DESTRUIÇÃO DA RESTAURAÇÃO.

Versão remodelada e amplada do texto original.

 

Restaurar? Ofício divino nas mãos de pouquíssimos felizardos, ou melhor dizendo, abençoados. Depende de quem o faz e, são poucos os que realmente tem a concepção exata do que significa isso.

Destruir, modificar, descaracterizar, isso qualquer um faz, até mesmo os bem intencionados que acreditam que isso também é uma forma de restauração.

Existe hoje uma confusão imensa sobre o uso inconseqüente e indevido do termo restauração. Não meus amigos, o que vemos hoje em dia como sinônimos de restauração não passa, na verdade, de uma destruição e desrespeito ao patrimônio seja ele qual for.

Veja bem, não quero dizer que o trabalho dos falsos ou pseudos restauradores não é bom, somente deixar claro o abismo que existe entre o trabalho de um restaurador e o de um destruidor – seria este o termo mais preciso! – mesmo que não, o adotarei a partir daqui.

O termo restauração tem a ver com a ação de recuperação, de trazer de volta o original, revitalizar, reconstruir e reconstituir elementos destruídos utilizando-se das mesmas técnicas e materiais do original sempre que possível e disponível. O cuidado com cada contorno entalhado, cada rebite corroído, amassados em metais, trincos em vidros, tecido repuxado, desbotado, a perfeita e saudável visualização dos veios da madeira e assim por diante. A busca da mesma madeira, a composição da mesma liga metálica, do mesmo verniz ou laca… Tudo é levado muito a sério pra ser rebaixado ou igualado ao trabalho de um modificador.

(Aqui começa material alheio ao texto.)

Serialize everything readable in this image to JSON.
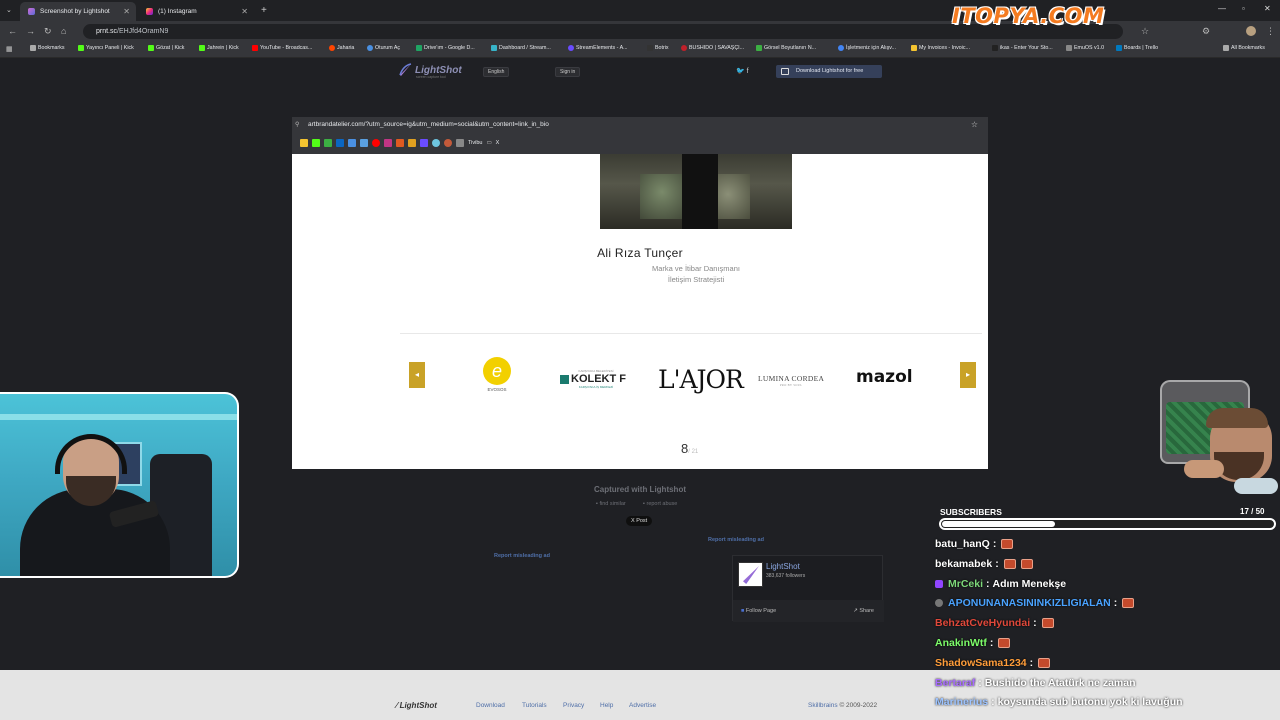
{
  "browser": {
    "tabs": [
      {
        "title": "Screenshot by Lightshot",
        "active": true
      },
      {
        "title": "(1) Instagram",
        "active": false
      }
    ],
    "url_host": "prnt.sc",
    "url_path": "/EHJfd4OramN9",
    "bookmarks": [
      "Bookmarks",
      "Yayıncı Paneli | Kick",
      "Gözat | Kick",
      "Jahrein | Kick",
      "YouTube - Broadcas...",
      "Jaharia",
      "Oturum Aç",
      "Drive'ım - Google D...",
      "Dashboard / Stream...",
      "StreamElements - A...",
      "Botrix",
      "BUSHIDO | SAVAŞÇI...",
      "Görsel Boyutlanırı N...",
      "İşletmeniz için Alışv...",
      "My Invoices - Invoic...",
      "ikas - Enter Your Sto...",
      "EmuOS v1.0",
      "Boards | Trello",
      "All Bookmarks"
    ]
  },
  "overlay_logo": "ITOPYA.COM",
  "lightshot": {
    "logo": "LightShot",
    "tagline": "screen capture tool",
    "language": "English",
    "signin": "Sign in",
    "social": "🐦 f",
    "download": "Download Lightshot for free",
    "captured": "Captured with Lightshot",
    "find_similar": "find similar",
    "report_abuse": "report abuse",
    "xpost": "X Post",
    "report_ad_1": "Report misleading ad",
    "report_ad_2": "Report misleading ad",
    "fb_name": "LightShot",
    "fb_followers": "383,637 followers",
    "fb_follow": "Follow Page",
    "fb_share": "Share",
    "footer_logo": "LightShot",
    "footer_links": [
      "Download",
      "Tutorials",
      "Privacy",
      "Help",
      "Advertise"
    ],
    "footer_copy_link": "Skillbrains",
    "footer_copy": "© 2009-2022"
  },
  "screenshot": {
    "url": "artbrandatelier.com/?utm_source=ig&utm_medium=social&utm_content=link_in_bio",
    "bm_label_1": "Tivibu",
    "bm_label_2": "X",
    "person_name": "Ali Rıza Tunçer",
    "role_1": "Marka ve İtibar Danışmanı",
    "role_2": "İletişim Stratejisti",
    "brands": {
      "evosos": "EVOSOS",
      "kolekt_top": "KARŞIYAKA BELEDİYESİ",
      "kolekt": "KOLEKT F",
      "kolekt_sub": "KARŞIYAKA İŞ MERKEZİ",
      "lajor": "L'AJOR",
      "lumina": "LUMINA CORDEA",
      "lumina_sub": "PRO BY SOUL",
      "mazol": "mazol"
    },
    "page": "8",
    "page_total": "/ 21"
  },
  "subscribers": {
    "label": "SUBSCRIBERS",
    "count_text": "17 / 50",
    "current": 17,
    "goal": 50
  },
  "chat": [
    {
      "user": "batu_hanQ",
      "color": "#ffffff",
      "message": "",
      "emotes": 1
    },
    {
      "user": "bekamabek",
      "color": "#ffffff",
      "message": "",
      "emotes": 2
    },
    {
      "user": "MrCeki",
      "color": "#7dd87a",
      "message": "Adım Menekşe",
      "emotes": 0,
      "badge": "purple"
    },
    {
      "user": "APONUNANASININKIZLIGIALAN",
      "color": "#4aa3ff",
      "message": "",
      "emotes": 1,
      "badge": "gray"
    },
    {
      "user": "BehzatCveHyundai",
      "color": "#e0483a",
      "message": "",
      "emotes": 1
    },
    {
      "user": "AnakinWtf",
      "color": "#7dfd6a",
      "message": "",
      "emotes": 1
    },
    {
      "user": "ShadowSama1234",
      "color": "#ff9d3a",
      "message": "",
      "emotes": 1
    },
    {
      "user": "Bertaraf",
      "color": "#a86cff",
      "message": "Bushido the Atatürk ne zaman",
      "emotes": 0
    },
    {
      "user": "Marinerius",
      "color": "#9cc3ff",
      "message": "koysunda sub butonu yok ki lavuğun",
      "emotes": 0
    }
  ]
}
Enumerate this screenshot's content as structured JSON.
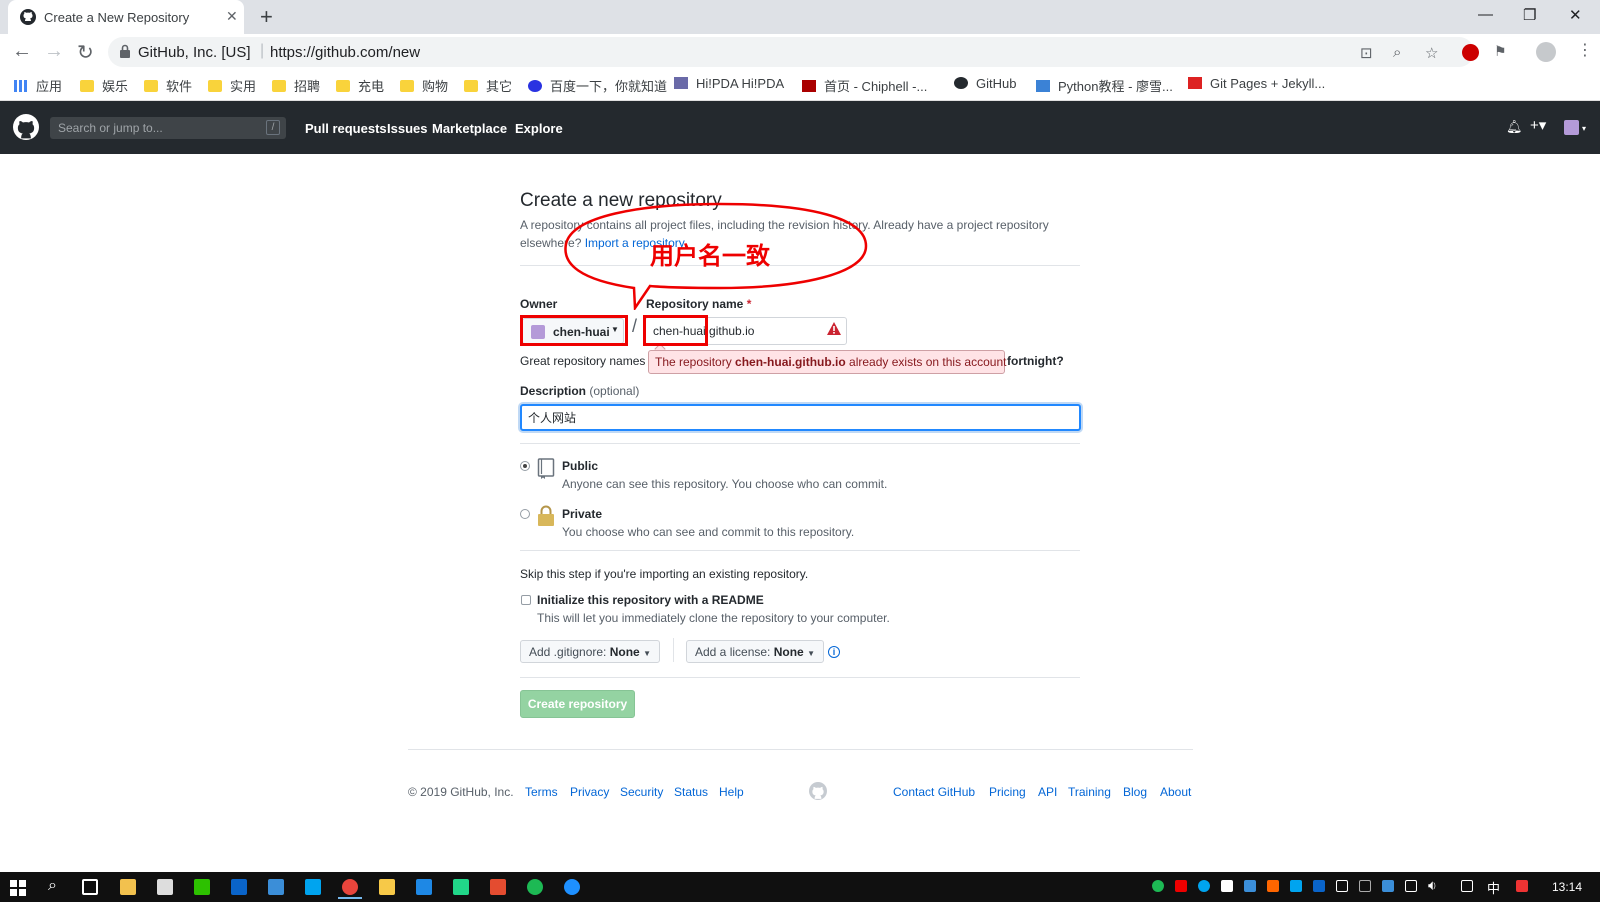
{
  "browser": {
    "tab_title": "Create a New Repository",
    "site_identity": "GitHub, Inc. [US]",
    "url": "https://github.com/new"
  },
  "bookmarks": [
    "应用",
    "娱乐",
    "软件",
    "实用",
    "招聘",
    "充电",
    "购物",
    "其它",
    "百度一下，你就知道",
    "Hi!PDA Hi!PDA",
    "首页 - Chiphell -...",
    "GitHub",
    "Python教程 - 廖雪...",
    "Git Pages + Jekyll..."
  ],
  "github_header": {
    "search_placeholder": "Search or jump to...",
    "search_shortcut": "/",
    "nav": [
      "Pull requests",
      "Issues",
      "Marketplace",
      "Explore"
    ]
  },
  "form": {
    "title": "Create a new repository",
    "subtitle": "A repository contains all project files, including the revision history. Already have a project repository elsewhere?",
    "import_link": "Import a repository.",
    "owner_label": "Owner",
    "owner_value": "chen-huai",
    "repo_label": "Repository name",
    "repo_required": "*",
    "repo_value": "chen-huai.github.io",
    "hint_start": "Great repository names",
    "hint_end": "fortnight?",
    "error_pre": "The repository",
    "error_name": "chen-huai.github.io",
    "error_post": "already exists on this account",
    "desc_label": "Description",
    "desc_optional": "(optional)",
    "desc_value": "个人网站",
    "public_title": "Public",
    "public_desc": "Anyone can see this repository. You choose who can commit.",
    "private_title": "Private",
    "private_desc": "You choose who can see and commit to this repository.",
    "skip_text": "Skip this step if you're importing an existing repository.",
    "init_title": "Initialize this repository with a README",
    "init_desc": "This will let you immediately clone the repository to your computer.",
    "gitignore_label": "Add .gitignore:",
    "gitignore_value": "None",
    "license_label": "Add a license:",
    "license_value": "None",
    "info": "i",
    "create_button": "Create repository",
    "visibility_selected": "public",
    "readme_checked": false
  },
  "annotation": {
    "text": "用户名一致",
    "color": "#e00000"
  },
  "footer": {
    "copyright": "© 2019 GitHub, Inc.",
    "left_links": [
      "Terms",
      "Privacy",
      "Security",
      "Status",
      "Help"
    ],
    "right_links": [
      "Contact GitHub",
      "Pricing",
      "API",
      "Training",
      "Blog",
      "About"
    ]
  },
  "taskbar": {
    "ime": "中",
    "time": "13:14"
  },
  "colors": {
    "gh_header": "#24292e",
    "link": "#0366d6",
    "create_button": "#94d3a2",
    "error_bg": "#ffe3e6"
  }
}
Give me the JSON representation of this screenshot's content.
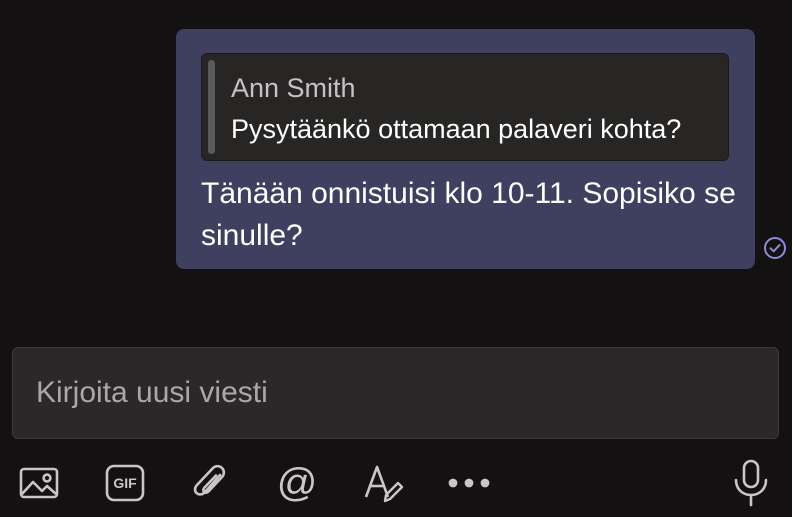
{
  "conversation": {
    "message": {
      "quote": {
        "author": "Ann Smith",
        "text": "Pysytäänkö ottamaan palaveri kohta?"
      },
      "text": "Tänään onnistuisi klo 10-11. Sopisiko se sinulle?",
      "status_icon": "seen-check-icon"
    }
  },
  "composer": {
    "placeholder": "Kirjoita uusi viesti",
    "value": ""
  },
  "toolbar": {
    "buttons": [
      {
        "icon": "image-icon"
      },
      {
        "icon": "gif-icon",
        "label": "GIF"
      },
      {
        "icon": "paperclip-icon"
      },
      {
        "icon": "mention-icon",
        "label": "@"
      },
      {
        "icon": "format-icon"
      },
      {
        "icon": "more-icon"
      },
      {
        "icon": "microphone-icon"
      }
    ]
  },
  "colors": {
    "background": "#131112",
    "bubble": "#3f3f5f",
    "quote_background": "#272625",
    "compose_background": "#2a2828",
    "icon": "#c8c6c6",
    "status_accent": "#8b8bd8"
  }
}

Quando você tem em mãos um móvel “velho” – é estou falando daquela herança da vovó, que os herdou de sua bisavó e sabe-se lá onde esse trajeto teve início – muitas vezes não se dá conta do valor que este objeto pode ter. Não digo apenas do sentimental ou histórico para a sua família, mas também de um valor real, material, palpável e de um outro ainda que agrega valor: o histórico, de estilo, do período, do artesão que o confeccionou, dos salões por onde já esteve, da história fora da sua família, aquela que é a história da humanidade em algum determinado momento, reflete a realidade social da época.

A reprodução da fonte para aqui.